There’s been a lot of excitement over IaaS –style cloud computing in recent months. IaaS is fast becoming the approach that medium to large-sized businesses are taking as they shift or transition over into cloud computing-based IT infrastructure. So, what is it that makes IaaS so appealing to these organizations? Through IaaS, companies are able to retain control over the finer points of their IT operation while at the same time, trimming costs and leveraging the power of cloud computing itself. Also, when you factor in that signing up for a cloud computing service doesn’t normally require inflated start-up costs (as is the case with hardware purchases), there is additional value for businesses that are looking to upgrade or refresh their IT assets.

IaaS allows organizations to gain access to advanced hardware and capabilities without having to physically invest in or purchase these components.

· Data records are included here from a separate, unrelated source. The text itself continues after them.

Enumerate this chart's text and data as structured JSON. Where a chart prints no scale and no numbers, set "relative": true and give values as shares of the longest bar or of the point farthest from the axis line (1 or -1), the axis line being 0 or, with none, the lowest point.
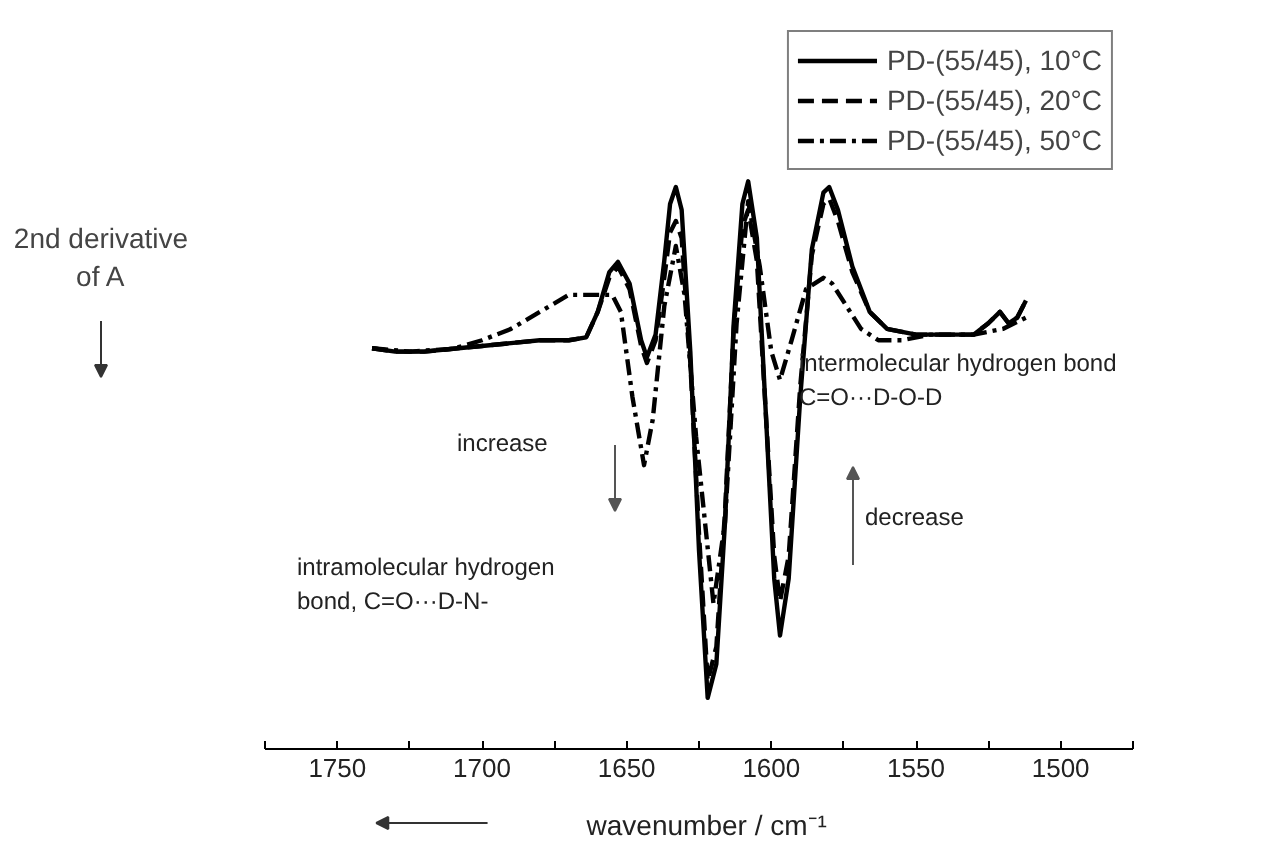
{
  "chart_data": {
    "type": "line",
    "relative": true,
    "xlabel": "wavenumber / cm⁻¹",
    "ylabel": "2nd derivative\nof A",
    "xlim": [
      1775,
      1475
    ],
    "xticks": [
      {
        "value": 1775,
        "label": null
      },
      1750,
      {
        "value": 1725,
        "label": null
      },
      1700,
      {
        "value": 1675,
        "label": null
      },
      1650,
      {
        "value": 1625,
        "label": null
      },
      1600,
      {
        "value": 1575,
        "label": null
      },
      1550,
      {
        "value": 1525,
        "label": null
      },
      1500,
      {
        "value": 1475,
        "label": null
      }
    ],
    "legend": "top right",
    "grid": false,
    "series": [
      {
        "name": "PD-(55/45), 10°C",
        "color": "#000000",
        "line_style": "solid",
        "x": [
          1738,
          1730,
          1720,
          1710,
          1700,
          1690,
          1680,
          1670,
          1664,
          1660,
          1656,
          1653,
          1649,
          1645,
          1643,
          1640,
          1637,
          1635,
          1633,
          1631,
          1628,
          1625,
          1622,
          1619,
          1616,
          1613,
          1610,
          1608,
          1605,
          1602,
          1599,
          1597,
          1594,
          1590,
          1586,
          1582,
          1580,
          1577,
          1572,
          1566,
          1560,
          1550,
          1540,
          1530,
          1525,
          1521,
          1518,
          1515,
          1512
        ],
        "values": [
          0.706,
          0.7,
          0.7,
          0.705,
          0.71,
          0.715,
          0.72,
          0.72,
          0.725,
          0.77,
          0.84,
          0.858,
          0.82,
          0.72,
          0.69,
          0.73,
          0.86,
          0.96,
          0.99,
          0.95,
          0.7,
          0.35,
          0.09,
          0.15,
          0.4,
          0.75,
          0.96,
          1.0,
          0.9,
          0.6,
          0.3,
          0.2,
          0.3,
          0.62,
          0.88,
          0.98,
          0.99,
          0.95,
          0.85,
          0.77,
          0.74,
          0.73,
          0.73,
          0.73,
          0.75,
          0.77,
          0.75,
          0.76,
          0.79
        ]
      },
      {
        "name": "PD-(55/45), 20°C",
        "color": "#000000",
        "line_style": "dashed",
        "x": [
          1738,
          1730,
          1720,
          1710,
          1700,
          1690,
          1680,
          1670,
          1664,
          1660,
          1656,
          1653,
          1649,
          1645,
          1643,
          1640,
          1637,
          1635,
          1633,
          1631,
          1628,
          1625,
          1622,
          1619,
          1616,
          1613,
          1610,
          1608,
          1605,
          1602,
          1599,
          1597,
          1594,
          1590,
          1586,
          1582,
          1580,
          1577,
          1572,
          1566,
          1560,
          1550,
          1540,
          1530,
          1525,
          1521,
          1518,
          1515,
          1512
        ],
        "values": [
          0.706,
          0.7,
          0.7,
          0.705,
          0.71,
          0.715,
          0.72,
          0.72,
          0.725,
          0.77,
          0.83,
          0.85,
          0.81,
          0.71,
          0.68,
          0.72,
          0.83,
          0.91,
          0.93,
          0.9,
          0.68,
          0.38,
          0.12,
          0.18,
          0.42,
          0.74,
          0.92,
          0.95,
          0.86,
          0.6,
          0.34,
          0.26,
          0.34,
          0.64,
          0.87,
          0.96,
          0.97,
          0.93,
          0.84,
          0.77,
          0.74,
          0.73,
          0.73,
          0.73,
          0.75,
          0.77,
          0.75,
          0.76,
          0.79
        ]
      },
      {
        "name": "PD-(55/45), 50°C",
        "color": "#000000",
        "line_style": "dashdot",
        "x": [
          1738,
          1725,
          1710,
          1700,
          1690,
          1680,
          1670,
          1663,
          1658,
          1655,
          1652,
          1648,
          1644,
          1641,
          1637,
          1633,
          1630,
          1626,
          1620,
          1616,
          1612,
          1608,
          1604,
          1600,
          1597,
          1593,
          1588,
          1582,
          1579,
          1574,
          1569,
          1563,
          1555,
          1545,
          1530,
          1520,
          1512
        ],
        "values": [
          0.706,
          0.7,
          0.705,
          0.72,
          0.74,
          0.77,
          0.8,
          0.8,
          0.8,
          0.8,
          0.77,
          0.62,
          0.5,
          0.58,
          0.78,
          0.886,
          0.8,
          0.55,
          0.256,
          0.4,
          0.75,
          0.965,
          0.85,
          0.7,
          0.65,
          0.72,
          0.81,
          0.83,
          0.82,
          0.78,
          0.74,
          0.72,
          0.72,
          0.73,
          0.73,
          0.74,
          0.76
        ]
      }
    ],
    "annotations": [
      "increase",
      "intramolecular hydrogen\nbond, C=O···D-N-",
      "intermolecular hydrogen bond\nC=O···D-O-D",
      "decrease"
    ]
  }
}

However, what makes IaaS such a powerful alternative to traditional IT is its propensity for “remote management” opportunities. Quite simply, businesses can utilize their current IT squad in much the same way that they are used to facilitate on-site operations in a traditional IT environment. Naturally, this also requires your organization to have cloud computing and/or IaaS certified personnel on hand to actually design, manage, and analyze the effectiveness of a cloud computing operation. IaaS style cloud computing

The difference is, through IaaS, IT personnel will likely never actually physically come into contact with any hardware whatsoever. While this might sound like it’s somewhat dangerous at first glance, the reality is that providers of IaaS have great sums of capital invested in maintaining their systems.  In fact, it’s probably not even possible for most businesses (regardless of size) to build or maintain a comparable type of private cloud (in terms of budgeting) compared with what a vendor can offer them. This cost-effectiveness vs. control paradigm is what makes IaaS the most practical choice for businesses that are heavily reliant on IT services.

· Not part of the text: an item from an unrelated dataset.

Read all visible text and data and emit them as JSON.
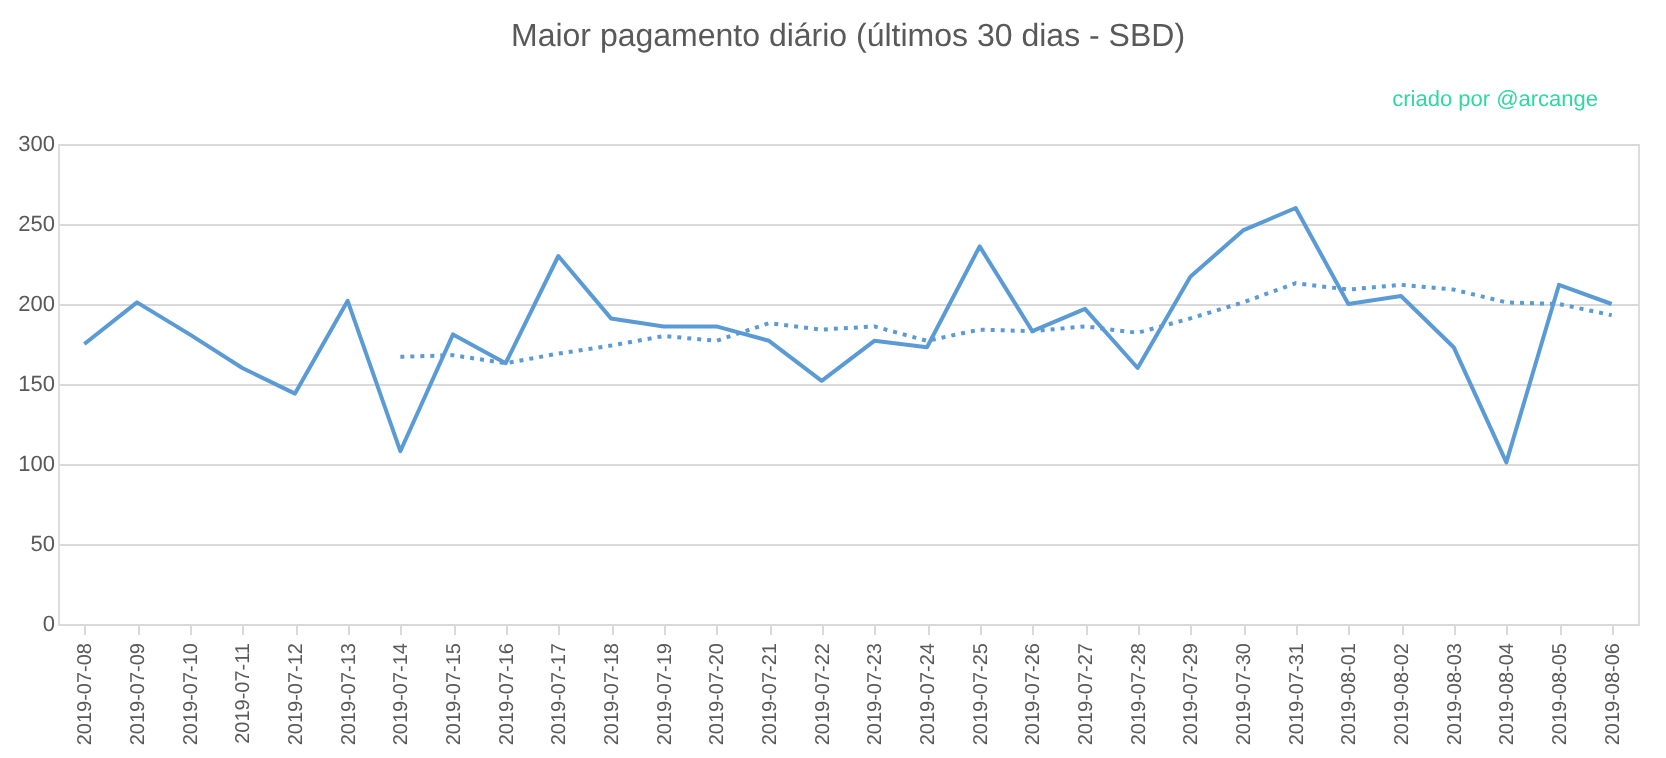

Other areas that are often overlooked when weighing the pros and cons of IaaS are data security, competition and corporate espionage. Chances are, we’re never going to truly arrive at an ultimate solution for data security; as long as there has been computing and networking, there have been risks. People like to pick on cloud computing because of the perceived security risks posed by it, but the truth is that a better, more secure solution / alternative does not exist. Traditional IT is just as open to APT attacks, hackers or data thieves as cloud computing, and as technology advances, perhaps even more so. Through IaaS however, companies are able to ensure a higher level of internal and external security because they have more direct control over it. Likewise, as better security solutions emerge, they can be more quickly integrated if an organization has control over their infrastructure.

For organizations that engage in competitive or classified research, there is also the issue of corporate espionage. One of the best ways to guarantee that appropriate monitoring of data and construction of appropriate security protocols is being carried out is for an organization to simply do it themselves. Relying on 2nd or 3rd party security for sensitive data is akin to having a backdoor protected by inept guards. Simply put, you’ll never know who is watching over your data if you leave the task in some random company’s hands; similarly, you have no way of determining what their ultimate intentions are either.

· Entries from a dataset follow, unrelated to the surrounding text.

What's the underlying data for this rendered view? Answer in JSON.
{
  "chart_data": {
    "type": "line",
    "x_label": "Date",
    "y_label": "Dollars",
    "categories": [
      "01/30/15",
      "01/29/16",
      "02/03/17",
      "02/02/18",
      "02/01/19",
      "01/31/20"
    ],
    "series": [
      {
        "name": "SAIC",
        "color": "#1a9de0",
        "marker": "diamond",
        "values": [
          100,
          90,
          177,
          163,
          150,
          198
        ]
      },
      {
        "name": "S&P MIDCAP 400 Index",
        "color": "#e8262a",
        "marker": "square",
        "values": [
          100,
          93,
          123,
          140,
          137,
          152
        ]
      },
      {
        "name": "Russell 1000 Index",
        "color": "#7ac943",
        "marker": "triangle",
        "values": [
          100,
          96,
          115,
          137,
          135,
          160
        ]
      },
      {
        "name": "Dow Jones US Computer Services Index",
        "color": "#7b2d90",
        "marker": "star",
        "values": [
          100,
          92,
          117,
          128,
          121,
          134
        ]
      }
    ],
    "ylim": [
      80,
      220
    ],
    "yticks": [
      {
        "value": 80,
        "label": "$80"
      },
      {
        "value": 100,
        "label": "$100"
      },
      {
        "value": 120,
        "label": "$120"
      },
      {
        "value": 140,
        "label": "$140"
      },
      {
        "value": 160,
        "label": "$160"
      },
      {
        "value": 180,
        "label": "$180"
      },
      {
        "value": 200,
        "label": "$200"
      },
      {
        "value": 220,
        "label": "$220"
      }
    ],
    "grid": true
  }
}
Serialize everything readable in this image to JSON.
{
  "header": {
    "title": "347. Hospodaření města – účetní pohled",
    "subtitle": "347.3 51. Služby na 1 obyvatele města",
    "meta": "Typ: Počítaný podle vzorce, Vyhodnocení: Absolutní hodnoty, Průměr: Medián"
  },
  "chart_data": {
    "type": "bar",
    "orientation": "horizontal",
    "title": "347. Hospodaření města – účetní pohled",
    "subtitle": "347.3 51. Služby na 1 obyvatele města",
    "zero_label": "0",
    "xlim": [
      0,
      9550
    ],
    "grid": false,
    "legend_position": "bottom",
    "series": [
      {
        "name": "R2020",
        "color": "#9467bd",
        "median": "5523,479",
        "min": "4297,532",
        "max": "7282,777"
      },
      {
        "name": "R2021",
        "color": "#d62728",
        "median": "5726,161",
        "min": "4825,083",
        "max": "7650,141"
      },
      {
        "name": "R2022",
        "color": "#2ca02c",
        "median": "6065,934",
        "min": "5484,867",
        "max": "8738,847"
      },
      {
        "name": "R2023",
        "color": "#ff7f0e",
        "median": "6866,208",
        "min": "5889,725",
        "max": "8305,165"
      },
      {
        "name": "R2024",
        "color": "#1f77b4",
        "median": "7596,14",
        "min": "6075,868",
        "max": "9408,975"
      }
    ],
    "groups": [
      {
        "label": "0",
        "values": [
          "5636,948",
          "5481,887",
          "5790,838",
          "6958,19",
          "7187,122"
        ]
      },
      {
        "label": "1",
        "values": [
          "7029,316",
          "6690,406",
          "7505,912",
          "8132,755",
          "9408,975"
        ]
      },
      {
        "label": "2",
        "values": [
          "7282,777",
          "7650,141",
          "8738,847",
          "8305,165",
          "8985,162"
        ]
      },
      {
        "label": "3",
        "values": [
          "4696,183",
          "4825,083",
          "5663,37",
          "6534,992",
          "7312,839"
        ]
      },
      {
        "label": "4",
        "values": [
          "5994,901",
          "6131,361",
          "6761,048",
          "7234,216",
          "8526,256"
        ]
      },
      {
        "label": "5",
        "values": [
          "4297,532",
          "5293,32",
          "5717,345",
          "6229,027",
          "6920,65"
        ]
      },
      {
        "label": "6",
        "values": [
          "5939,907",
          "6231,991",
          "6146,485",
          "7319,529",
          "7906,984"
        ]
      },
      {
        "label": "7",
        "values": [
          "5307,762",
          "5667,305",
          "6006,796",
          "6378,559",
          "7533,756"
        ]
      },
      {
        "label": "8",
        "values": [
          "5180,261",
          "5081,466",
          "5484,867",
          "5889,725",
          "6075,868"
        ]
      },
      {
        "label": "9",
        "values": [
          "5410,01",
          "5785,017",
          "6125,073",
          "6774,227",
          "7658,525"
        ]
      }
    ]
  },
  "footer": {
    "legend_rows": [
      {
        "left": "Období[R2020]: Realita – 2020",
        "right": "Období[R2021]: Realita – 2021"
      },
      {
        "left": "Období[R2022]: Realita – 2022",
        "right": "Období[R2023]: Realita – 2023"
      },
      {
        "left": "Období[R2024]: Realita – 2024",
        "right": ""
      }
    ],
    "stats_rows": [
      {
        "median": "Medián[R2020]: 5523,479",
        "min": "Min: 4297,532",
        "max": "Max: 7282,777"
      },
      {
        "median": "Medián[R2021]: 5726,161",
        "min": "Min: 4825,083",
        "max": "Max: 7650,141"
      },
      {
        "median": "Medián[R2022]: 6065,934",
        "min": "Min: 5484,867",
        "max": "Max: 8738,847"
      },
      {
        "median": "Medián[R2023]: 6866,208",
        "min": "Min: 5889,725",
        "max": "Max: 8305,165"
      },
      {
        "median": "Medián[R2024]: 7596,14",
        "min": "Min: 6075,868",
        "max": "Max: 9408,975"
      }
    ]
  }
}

On the technical side of things, IaaS also allows more intuitive and aggressive businesses to create specific types of IT solutions and/or incorporate applications / new technologies in unexpected ways. If an organization has to wait around for solutions to be devised, or useful applications to be included in a packaged service offering, they’re at the mercy of someone else (specifically, cloud providers). The problem here is that cloud providers are most likely not going to be experts in the field(s) in which their clients operate. Why in the world would major companies want to leave the innovation to esoteric groups like cloud providers anyway? This is where the true value of IaaS comes into clear focus, it provides a powerful platform that businesses can use to not only run their operations, but really develop / facilitate their ideas and goals through IT.

In the end, the strength of IaaS rests on the shoulders of the companies who utilize it. If these organizations approach it (IaaS) with an open mind, imagination and solid expertise, they can forge entirely new approaches to how they do business. However, for those groups who are advancing toward IaaS with expectations of completely managed solutions which only require minimal involvement should probably look elsewhere. When it comes to IaaS, “you can only reap what you sow”.